Letters to the Editor

Letter: Baloney Detection Kit

In 1997, the brilliant, wise and sage astrophysicist Carl Sagan wrote: “In popularizing science and trying to make its methods and findings accessible to non-scientists, it then follows that not explaining science seems to me to be perverse. And there is another reason: Science is more than a body of knowledge; it is a way of thinking. I have a foreboding of an America when we are only a service and information economy, when awesome technological powers are in the hands of a very few, and no one representing the public interest can even grasp the issues, when the people have lost the ability to set their own agendas or knowledgeably question those in authority, unable to distinguish between that feels good and what is true. We have arranged a global civilization in which most crucial elements, including intelligent voting, depends profoundly on science and technology. We have arranged society such that few understand science and technology. Sooner or later this combustible mixture of ignorance and power will blow up in our faces.”

Standing next to the deceitful Steve Bannon at the Conservative Political Action Committee, or CPAC, Sarah Palin spoke: “We can’t give up on the other corrupt acts that put our country in the position we are in, like the 30,000 emails that were erased and, ‘Oh, that was OK that crooked Hillary did that.’ Benghazi. Oh, my gosh. All these things were, ‘Oh, yeah, we’re going to investigate.’ Congress should be having these badass huge rallies on the steps of the Capitol, and it should be Congressmen, they have a platform. They should be having these press conferences.  They should be having these fireside chats. They should do whatever they can to get out these with a message to the public to let them know what’s going on. I don’t know why they don’t seize the opportunity.”  Absolute unintelligible balderdash, no?

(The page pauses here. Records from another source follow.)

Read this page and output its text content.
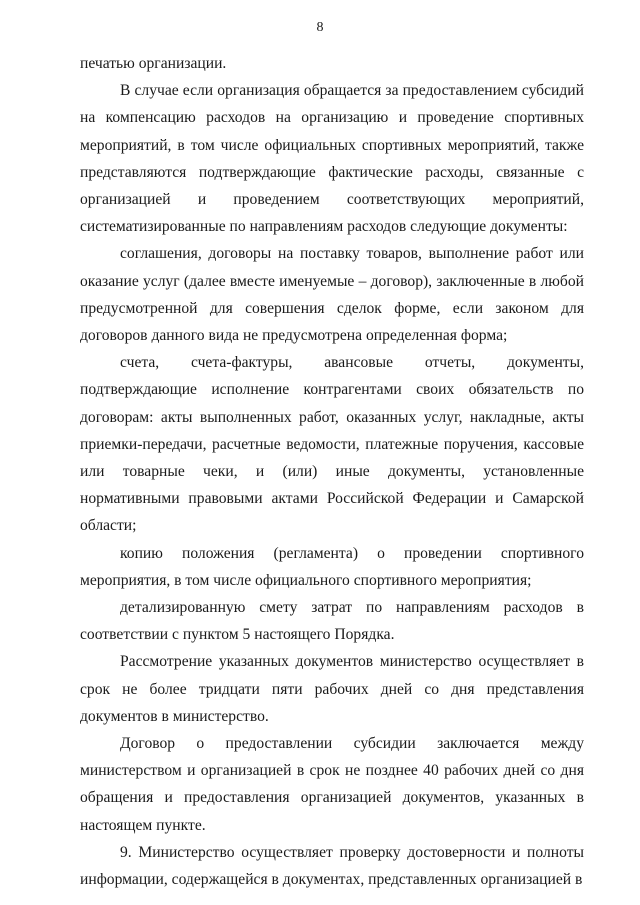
8

печатью организации.

В случае если организация обращается за предоставлением субсидий на компенсацию расходов на организацию и проведение спортивных мероприятий, в том числе официальных спортивных мероприятий, также представляются подтверждающие фактические расходы, связанные с организацией и проведением соответствующих мероприятий, систематизированные по направлениям расходов следующие документы:

соглашения, договоры на поставку товаров, выполнение работ или оказание услуг (далее вместе именуемые – договор), заключенные в любой предусмотренной для совершения сделок форме, если законом для договоров данного вида не предусмотрена определенная форма;

счета, счета-фактуры, авансовые отчеты, документы, подтверждающие исполнение контрагентами своих обязательств по договорам: акты выполненных работ, оказанных услуг, накладные, акты приемки-передачи, расчетные ведомости, платежные поручения, кассовые или товарные чеки, и (или) иные документы, установленные нормативными правовыми актами Российской Федерации и Самарской области;

копию положения (регламента) о проведении спортивного мероприятия, в том числе официального спортивного мероприятия;

детализированную смету затрат по направлениям расходов в соответствии с пунктом 5 настоящего Порядка.

Рассмотрение указанных документов министерство осуществляет в срок не более тридцати пяти рабочих дней со дня представления документов в министерство.

Договор о предоставлении субсидии заключается между министерством и организацией в срок не позднее 40 рабочих дней со дня обращения и предоставления организацией документов, указанных в настоящем пункте.

9. Министерство осуществляет проверку достоверности и полноты информации, содержащейся в документах, представленных организацией в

Sagan described the Baloney Detection Kit, which provides many “tools,” but I distill it to the tools for rational and skeptical thinking; it must also teach us what not to do. As Thomas Paine wrote in “The Age of Reason”: “It is impossible to calculate the moral mischief that mental lying, infidelity, has produced in society … and he has thus prepared himself for the commission of every crime.” Consider the bamboozlers’ lineup today in Alaska and America: Palin, Donald Trump, the U.S. Supreme Court, Mike Dunleavy and Dave Bronson, for starters. The Baloney Detection Meter registers highest red alert. Danger.Remarkable, then, that throughout history, so many brilliant minds could envision such frightening and moral American societal consequences.